A Rasa-based conversational AI assistant built in Python and HTML.
- Overview
- Features
- Project Structure
- Installation
- Usage
- Training
- Custom Actions
- Configuration
- Troubleshooting
- Contributing
- License
Indy-Bot is a chatbot built with the Rasa framework. It leverages intent recognition, dialogue management, and customizable actions to engage with users in a conversational experience.
- Intent-driven conversations powered via Rasa NLU (see
domain.yml) - Stories or conversation flows defined to guide dialogs (see
config.yml) - Custom actions implemented in
actions.pyto integrate dynamic functionality or backend logic - HTML templates for crafting response messages (folder:
templates/) - Pre-trained or sample models stored in the
models/directory
Indy-Bot/
├── .rasa/ # Rasa internal caching (auto-generated)
├── data/ # Training data (e.g., NLU and Stories)
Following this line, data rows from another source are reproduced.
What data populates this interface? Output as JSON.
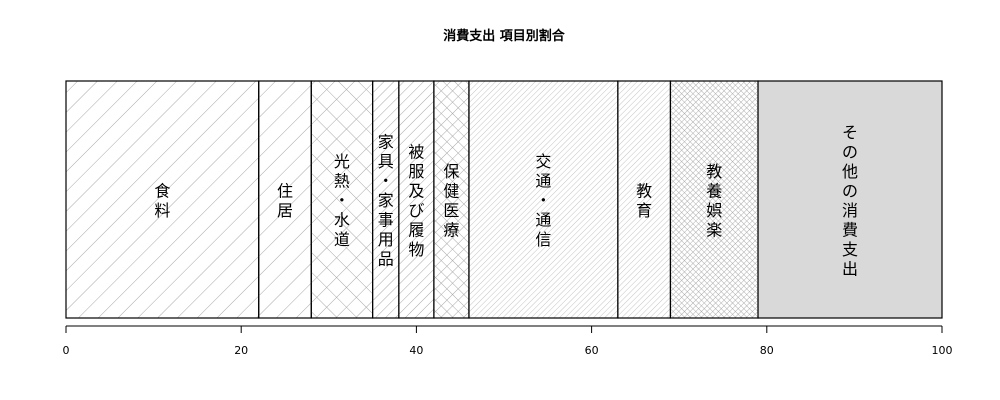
{
  "chart_data": {
    "type": "bar",
    "orientation": "horizontal-stacked",
    "title": "消費支出 項目別割合",
    "xlim": [
      0,
      100
    ],
    "ticks": [
      0,
      20,
      40,
      60,
      80,
      100
    ],
    "grid": false,
    "categories": [
      "食料",
      "住居",
      "光熱・水道",
      "家具・家事用品",
      "被服及び履物",
      "保健医療",
      "交通・通信",
      "教育",
      "教養娯楽",
      "その他の消費支出"
    ],
    "values": [
      22,
      6,
      7,
      3,
      4,
      4,
      17,
      6,
      10,
      21
    ],
    "label_lines": [
      [
        "食",
        "料"
      ],
      [
        "住",
        "居"
      ],
      [
        "光",
        "熱",
        "・",
        "水",
        "道"
      ],
      [
        "家",
        "具",
        "・",
        "家",
        "事",
        "用",
        "品"
      ],
      [
        "被",
        "服",
        "及",
        "び",
        "履",
        "物"
      ],
      [
        "保",
        "健",
        "医",
        "療"
      ],
      [
        "交",
        "通",
        "・",
        "通",
        "信"
      ],
      [
        "教",
        "育"
      ],
      [
        "教",
        "養",
        "娯",
        "楽"
      ],
      [
        "そ",
        "の",
        "他",
        "の",
        "消",
        "費",
        "支",
        "出"
      ]
    ],
    "fills": [
      "diag-wide",
      "diag-wide",
      "cross-wide",
      "diag-narrow",
      "diag-narrow",
      "cross-narrow",
      "diag-fine",
      "diag-fine",
      "cross-fine",
      "solid-gray"
    ],
    "colors": {
      "stroke": "#000000",
      "hatch": "#a8a8a8",
      "solid": "#d9d9d9"
    }
  }
}
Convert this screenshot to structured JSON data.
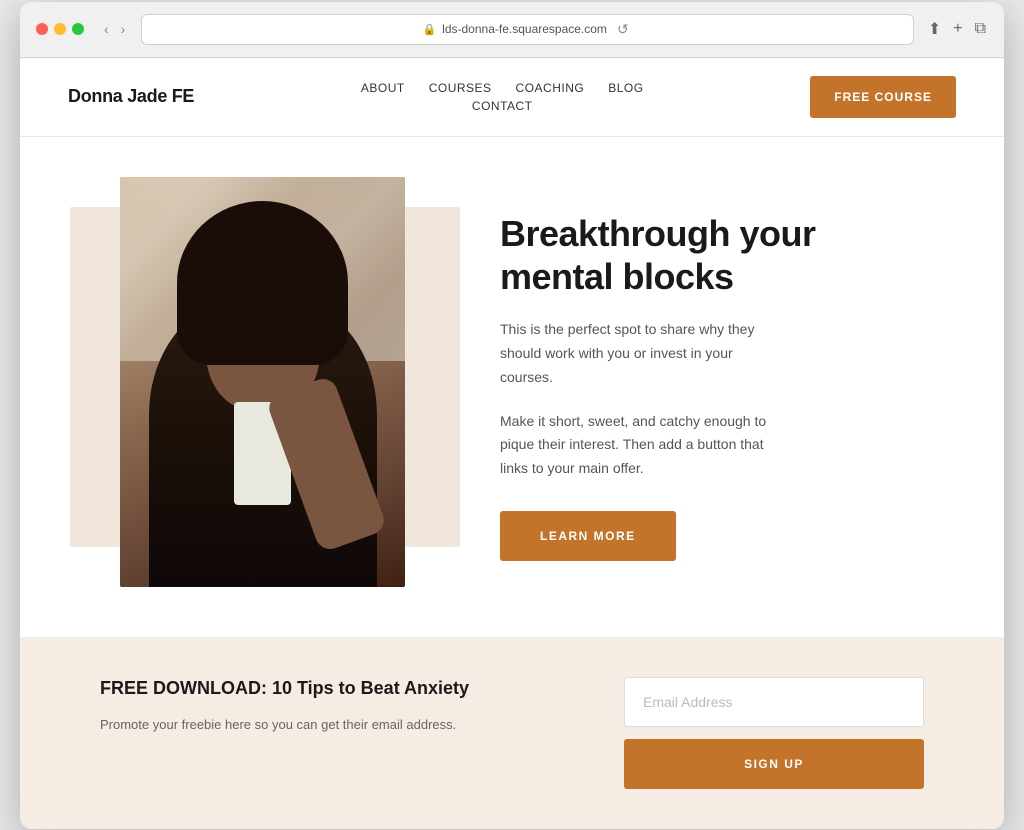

├── models/ # Saved Rasa model files
├── templates/ # HTML or response templates
├── actions.py # Custom action code
├── app.py # Main application file to run the bot
├── config.yml # Rasa configuration (pipeline & policies)
├── domain.yml # Intents, entities, slots, responses, actions
├── indiana_chatbot.db # Optional: sample or persistent database
├── LICENSE # MIT open-source license
└── README.md # Placeholder — to be replaced with this version
-
Clone the repository:
git clone https://github.com/nehajosephh/Indy-Bot.git cd Indy-Bot -
Set up a Python virtual environment (recommended):
python3 -m venv venv source venv/bin/activate -
Install dependencies:
pip install rasa
Add any other required packages as needed (e.g.,
rasa-sdk, database drivers, etc.).
If training data exists in data/:
rasa trainThis generates a new model inside the models/ directory.
To launch the Rasa server with the action server:
rasa run actions &
rasa shellAlternatively, use app.py if it provides a custom interface:
python app.pyTraining configurations are defined in config.yml:
- Pipeline: Defines NLU components (e.g., tokenizers, intent classifiers)
- Policies: Dictates dialog management behavior
Make sure to adjust hyperparameters or components as needed for your use case.
Custom logic goes in actions.py. Typical structure:
from rasa_sdk import Action, Tracker
from rasa_sdk.executor import CollectingDispatcher
class YourCustomAction(Action):
def name(self):
return "action_name"
def run(self, dispatcher, tracker, domain):
# Your action logic here
dispatcher.utter_message(text="Your response")
return []To register actions:
- Ensure
domain.ymllists the action in theactions:section. - Run the action server alongside the Rasa server (
rasa run actions).
Key files:
- domain.yml: Defines intents, responses, slots, entities, and actions.
- config.yml: Setup of NLU pipeline and dialog policies.
- templates/: Stores HTML or rich response templates.
Make any necessary edits to align with your conversational goals.
- Training errors: Ensure training data formats and domain definitions are correct.
- Actions not working: Double-check naming, ensure action server is running.
- Template issues: Confirm proper paths and template syntax.
Contributions are welcome! Feel free to:
- Add new intents, stories, or responses
- Enhance custom actions
- Improve conversational flows or integrations
- Submit pull requests or file issues for improvements
This project is licensed under the MIT License. See the LICENSE file for more details.